# St Barts Forums > St Barts Restaurants Wine & Food Forum >  >  Thanksgiving 2022

## andynap

Attachment 63616



Attachment 63645

----------


## KevinS

Le Repaire is also offering a credible Thanksgiving Special.  They don’t advertise much, but I tried it last year, and I enjoyed it.

----------


## amyb

More choices popping up.

Me, I still miss the  traditional Thanksgiving by Maya. 

Time to try new things.

Deep breath, Ames. 

I will get through this.and I will have a fabulous time. The turkey neck is not guaranteed.

----------


## Eve

On our way tomorrow after our traditional North End pre game dinner!  Hope to see some of you soon!

----------


## cec1

> On our way tomorrow after our traditional North End pre game dinner!  Hope to see some of you soon!



Wishing you safe travels!

----------


## amyb

> On our way tomorrow after our traditional North End pre game dinner!  Hope to see some of you soon!



You are gonna love being warm again.
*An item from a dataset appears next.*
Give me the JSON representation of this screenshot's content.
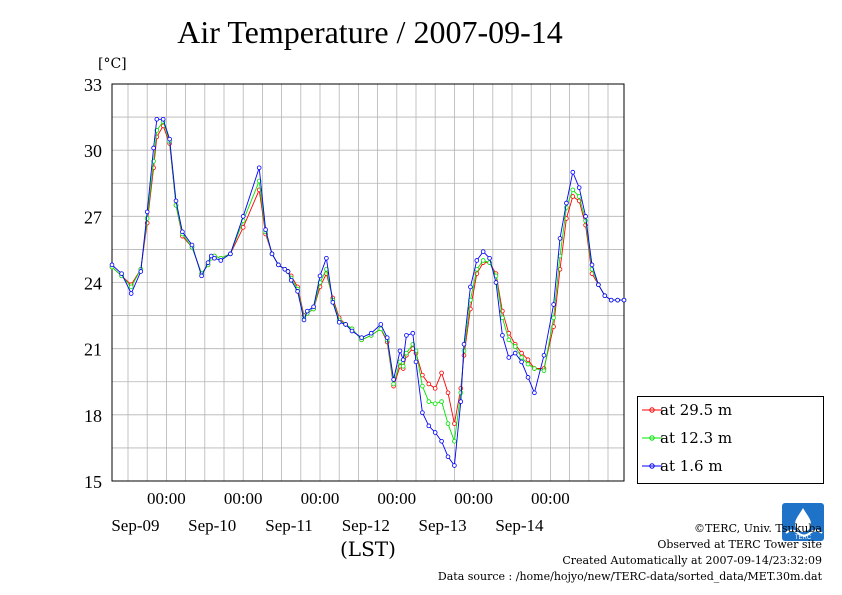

Happy journey.

----------


## marybeth

We’re doing L’esprit for Thanksgiving. Hoping for their regular menu but I’m sure whatever they’re serving will be delicious.

----------


## KevinS

> We’re doing L’esprit for Thanksgiving. Hoping for their regular menu but I’m sure whatever they’re serving will be delicious.



I had the Cochon Noir off of the regular menu recently. I thought that it was better than ever.

----------


## Eve

We are doing Pearl for the day on Thanksgiving. Even though we are staying at Les Ilets, we will celebrate the holiday in Carib Waterplay chairs. 
Then picking up first time family members at 3:30!

----------


## andynap



----------


## andynap



----------


## KevinS

Turkey tonight, mussels tomorrow.

----------